Publié le Vendredi 24 octobre 2008 à 20h59.

Sifflons Sarkozy !

Le lendemain même du match France-Tunisie où La Marseillaise avait été sifflée, Nicolas Sarkozy et son gouvernement lançaient une offensive mettant à l’index et livrant à la vindicte publique les jeunes des quartiers populaires.

La secrétaire d’État à la Politique de la ville, Fadela Amara entonnait un cri de guerre : « Pas de pitié pour ces gens-là. » Bernard Laporte affirmait : « Plus de match contre l’Algérie, le Maroc, la Tunisie au Stade de France. » Roselyne Bachelot menaçait d’interrompre à l’avenir les matchs où La Marseillaise serait sifflée. La gauche, elle aussi, s’est offusquée : « C’est inadmissible de tolérer ça dans les stades » (Ségolène Royal) ; « Le Premier ministre a eu raison. Oui, il faut arrêter le match. Il faut dire non à des comportements qui mettent à mal l’union nationale, l’identité, la République » (Manuel Valls) ; « Un sentiment de colère et une volonté de condamnation » (Marie-George Buffet).

Nous ne joignons pas nos voix à ce concert indécent, car ces sifflets sont légitimes. Ce que les jeunes ont sifflé, ce sont la politique de discrimination dont ils sont l’objet, l’abandon des quartiers populaires où les promesses ne sont jamais tenues, le harcèlement et les violences des forces de l’ordre à leur égard, les expulsions des sans-papiers.

Le fait qu’aujourd’hui, grâce à Sarkozy, siffler l’hymne national soit passible d’une condamnation est une atteinte à la liberté d’expression la plus élémentaire. Cela s’inscrit dans le cadre d’une logique sécuritaire sans fin.
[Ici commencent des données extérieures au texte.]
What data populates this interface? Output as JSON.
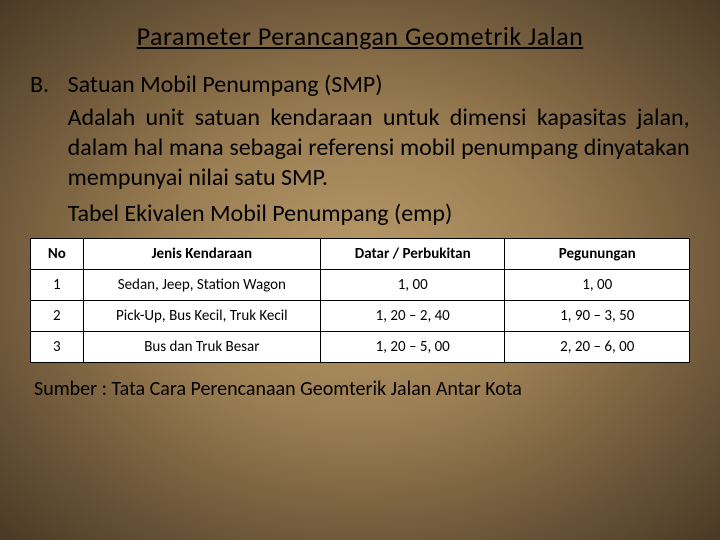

Le jour du match, l’état-major de la direction centrale de la sécurité publique française présentait ses nouvelles techniques pour faire face à de possibles révoltes dans les quartiers populaires : mobilisations de plusieurs centaines de policiers sur un même lieu, dont une partie en civil, répartition en petits groupes, flash-balls, hélicoptères et drones (petits avions sans pilote), utilisation systématique de la garde à vue de 96 heures. C’est un véritable dispositif d’exception dans les banlieues et les quartiers populaires que le ministère de l’Intérieur est en train de mettre en place.

Et c’est bien contre cette politique-là, et avec les siffleurs, qu’il faut aujourd’hui se mobiliser.